Agreed. I had a friend give me some venison sausage once and there was no way I could have fed it to the dogs...there were so many spices in it that it didn't even smell like meat anymore once it was cooked. lol


----------



## DaneMama (Jun 27, 2008)

We've fed sausage before with no ill effects.


----------



## RawFedDogs (Jun 16, 2008)

The deer sausage I have seen is way too spicey for me to feel comfortable feeding.


----------



## deb9017 (Aug 31, 2010)

Yeah I know some of it can be pretty spicy. I am going to thaw some out, sniff it a little, and see what I think!


----------



## Ania's Mommy (Feb 8, 2009)

This may be a totally ignorant question, but isn't all deer sausage cooked?


----------



## deb9017 (Aug 31, 2010)

Ania's Mommy said:


> This may be a totally ignorant question, but isn't all deer sausage cooked?


I don't know. I have never had any before. It does not appear to be cooked from what I can tell through the package. But I guess I will have to check it out.


----------



## DaneMama (Jun 27, 2008)

The sausage we have always gotten was raw.
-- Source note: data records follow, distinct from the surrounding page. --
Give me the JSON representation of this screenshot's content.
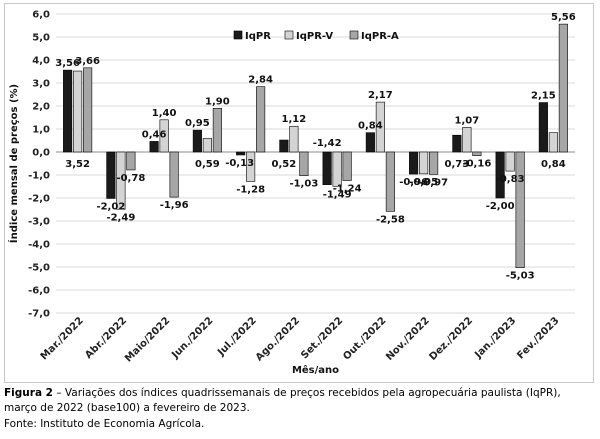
{
  "chart_data": {
    "type": "bar",
    "ylabel": "Índice mensal de preços (%)",
    "xlabel": "Mês/ano",
    "ylim": [
      -7,
      6
    ],
    "ytick_step": 1,
    "ytick_labels": [
      "-7,0",
      "-6,0",
      "-5,0",
      "-4,0",
      "-3,0",
      "-2,0",
      "-1,0",
      "0,0",
      "1,0",
      "2,0",
      "3,0",
      "4,0",
      "5,0",
      "6,0"
    ],
    "grid": "horizontal",
    "legend_position": "top-center",
    "categories": [
      "Mar./2022",
      "Abr./2022",
      "Maio/2022",
      "Jun./2022",
      "Jul./2022",
      "Ago./2022",
      "Set./2022",
      "Out./2022",
      "Nov./2022",
      "Dez./2022",
      "Jan./2023",
      "Fev./2023"
    ],
    "series": [
      {
        "name": "IqPR",
        "color": "#1a1a1a",
        "values": [
          3.56,
          -2.02,
          0.46,
          0.95,
          -0.13,
          0.52,
          -1.42,
          0.84,
          -0.96,
          0.73,
          -2.0,
          2.15
        ],
        "labels": [
          "3,56",
          "-2,02",
          "0,46",
          "0,95",
          "-0,13",
          "0,52",
          "-1,42",
          "0,84",
          "-0,96",
          "0,73",
          "-2,00",
          "2,15"
        ]
      },
      {
        "name": "IqPR-V",
        "color": "#d4d4d4",
        "values": [
          3.52,
          -2.49,
          1.4,
          0.59,
          -1.28,
          1.12,
          -1.49,
          2.17,
          -0.95,
          1.07,
          -0.83,
          0.84
        ],
        "labels": [
          "3,52",
          "-2,49",
          "1,40",
          "0,59",
          "-1,28",
          "1,12",
          "-1,49",
          "2,17",
          "-0,95",
          "1,07",
          "-0,83",
          "0,84"
        ]
      },
      {
        "name": "IqPR-A",
        "color": "#a6a6a6",
        "values": [
          3.66,
          -0.78,
          -1.96,
          1.9,
          2.84,
          -1.03,
          -1.24,
          -2.58,
          -0.97,
          -0.16,
          -5.03,
          5.56
        ],
        "labels": [
          "3,66",
          "-0,78",
          "-1,96",
          "1,90",
          "2,84",
          "-1,03",
          "-1,24",
          "-2,58",
          "-0,97",
          "-0,16",
          "-5,03",
          "5,56"
        ]
      }
    ]
  },
  "caption": {
    "label": "Figura 2",
    "text": " – Variações dos índices quadrissemanais de preços recebidos pela agropecuária paulista (IqPR), março de 2022 (base100) a fevereiro de 2023."
  },
  "source": "Fonte: Instituto de Economia Agrícola."
}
And not that spicy smelling....never eaten any of it.


----------



## RawFedDogs (Jun 16, 2008)

The sausage I have gotten was raw but the instant you opened the wrapping, you were hit with the spicey sausage aroma.


----------



## DaneMama (Jun 27, 2008)

RawFedDogs said:


> The sausage I have gotten was raw but the instant you opened the wrapping, you were hit with the spicey sausage aroma.
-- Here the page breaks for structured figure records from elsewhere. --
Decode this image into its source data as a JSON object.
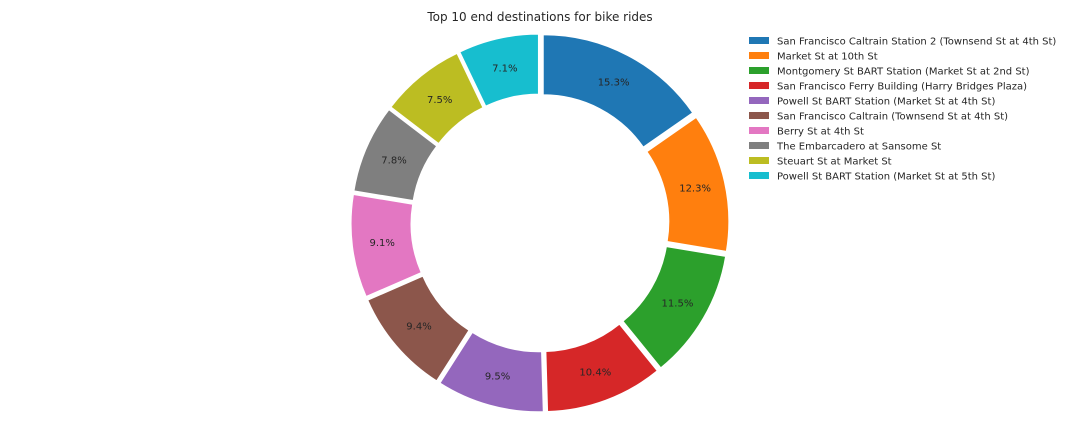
{
  "chart_data": {
    "type": "pie",
    "style": "donut",
    "title": "Top 10 end destinations for bike rides",
    "legend_position": "top-right",
    "slices": [
      {
        "label": "San Francisco Caltrain Station 2  (Townsend St at 4th St)",
        "value": 15.3,
        "pct_label": "15.3%",
        "color": "#1f77b4"
      },
      {
        "label": "Market St at 10th St",
        "value": 12.3,
        "pct_label": "12.3%",
        "color": "#ff7f0e"
      },
      {
        "label": "Montgomery St BART Station (Market St at 2nd St)",
        "value": 11.5,
        "pct_label": "11.5%",
        "color": "#2ca02c"
      },
      {
        "label": "San Francisco Ferry Building (Harry Bridges Plaza)",
        "value": 10.4,
        "pct_label": "10.4%",
        "color": "#d62728"
      },
      {
        "label": "Powell St BART Station (Market St at 4th St)",
        "value": 9.5,
        "pct_label": "9.5%",
        "color": "#9467bd"
      },
      {
        "label": "San Francisco Caltrain (Townsend St at 4th St)",
        "value": 9.4,
        "pct_label": "9.4%",
        "color": "#8c564b"
      },
      {
        "label": "Berry St at 4th St",
        "value": 9.1,
        "pct_label": "9.1%",
        "color": "#e377c2"
      },
      {
        "label": "The Embarcadero at Sansome St",
        "value": 7.8,
        "pct_label": "7.8%",
        "color": "#7f7f7f"
      },
      {
        "label": "Steuart St at Market St",
        "value": 7.5,
        "pct_label": "7.5%",
        "color": "#bcbd22"
      },
      {
        "label": "Powell St BART Station (Market St at 5th St)",
        "value": 7.1,
        "pct_label": "7.1%",
        "color": "#17becf"
      }
    ]
  }
}
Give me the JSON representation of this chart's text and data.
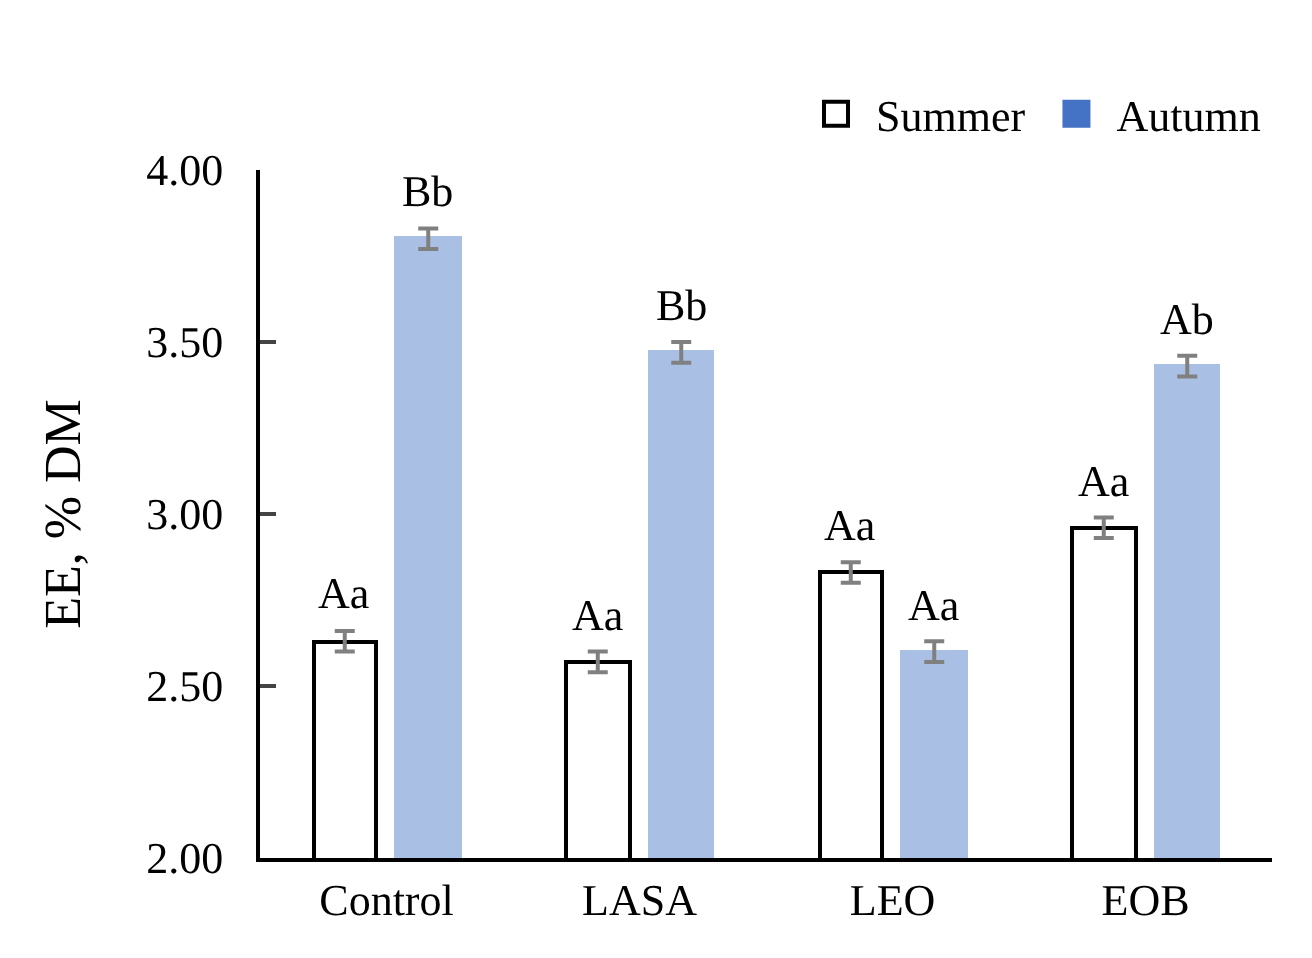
{
  "chart_data": {
    "type": "bar",
    "ylabel": "EE, % DM",
    "categories": [
      "Control",
      "LASA",
      "LEO",
      "EOB"
    ],
    "series": [
      {
        "name": "Summer",
        "color": "#ffffff",
        "values": [
          2.63,
          2.57,
          2.83,
          2.96
        ],
        "errors": [
          0.03,
          0.03,
          0.03,
          0.03
        ],
        "value_labels": [
          "Aa",
          "Aa",
          "Aa",
          "Aa"
        ]
      },
      {
        "name": "Autumn",
        "color": "#4472c4",
        "values": [
          3.8,
          3.47,
          2.6,
          3.43
        ],
        "errors": [
          0.03,
          0.03,
          0.03,
          0.03
        ],
        "value_labels": [
          "Bb",
          "Bb",
          "Aa",
          "Ab"
        ]
      }
    ],
    "ylim": [
      2.0,
      4.0
    ],
    "yticks": [
      {
        "value": 2.0,
        "label": "2.00"
      },
      {
        "value": 2.5,
        "label": "2.50"
      },
      {
        "value": 3.0,
        "label": "3.00"
      },
      {
        "value": 3.5,
        "label": "3.50"
      },
      {
        "value": 4.0,
        "label": "4.00"
      }
    ],
    "legend": "top right"
  }
}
If the sausage we had gotten was THAT spicy I probably wouldn't feed it either.


----------



## moon (Jul 15, 2010)

I wouldn't feed it to the dogs, but the stuff I've had makes pretty good lasagna!
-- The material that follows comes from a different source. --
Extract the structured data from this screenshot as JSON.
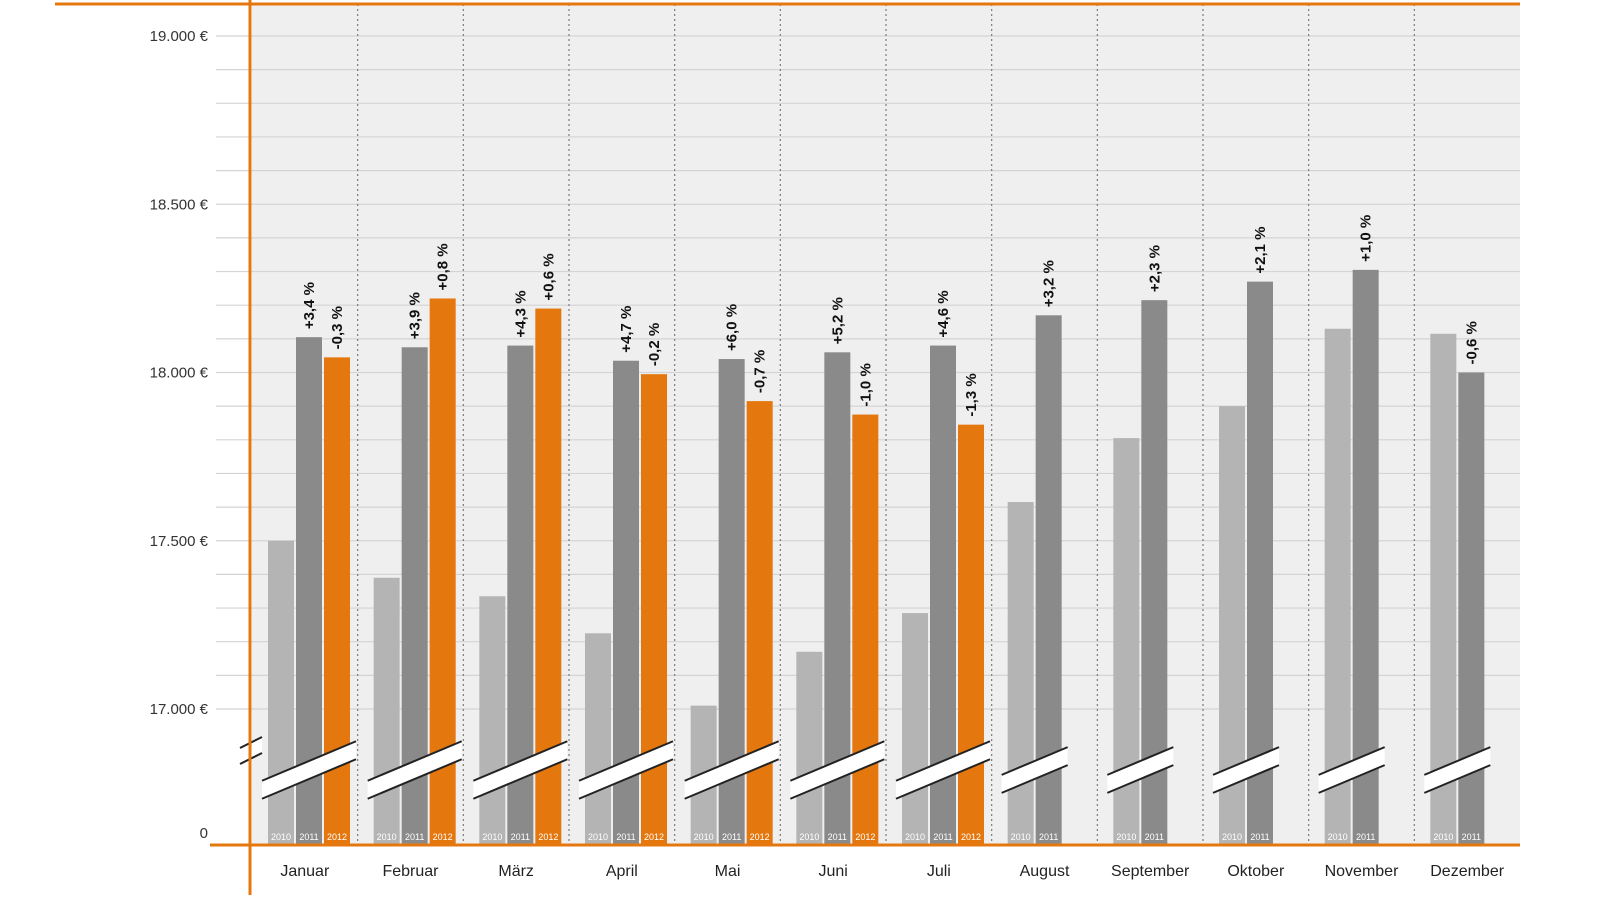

And yes, you should cook it first!


----------



## Newfdad (Sep 6, 2010)

Maybe a clarification on just what kind of sausage this is? Are we talking something like summer sausage, which is cured and hard. Or is this more like breakfast sausage, in which case the deer may be mixed with some pork fat. Is it in a casing, like a bratwurst, or what?


----------



## deb9017 (Aug 31, 2010)

It is in a casing. Long, curved giant sausage link looking sausage.


----------



## whiteleo (Sep 7, 2008)

If it is like summer sausage then it is definitely cooked and will have spices in it, I wouldn't feed it to the dogs!


----------



## Spaz (Sep 3, 2009)

I got venison sausage (looks like ground venison) from a lady off of craigslist once. I fed it to Hannah just because it was free. It didn't smell spicy and she gobbled it right up. I wouldn't waste my money on it but it was free. :smile:


----------



## Newfdad (Sep 6, 2010)

I guess I would cut open the casing and take a look & smell. If it looks like nothing more than ground meat and fat, then I would tend to think it would be okay. But, if it smells like Jimmy Dean, or like italian sausage or something like that, or you can see spices in it, I would pass. That's just me opining


----------



## Mia (Oct 4, 2010)

I got free deer sausages before, I ended up selling it for a really cheap price to someone else.

It was still good, just the fact the hunter needed some space.


----------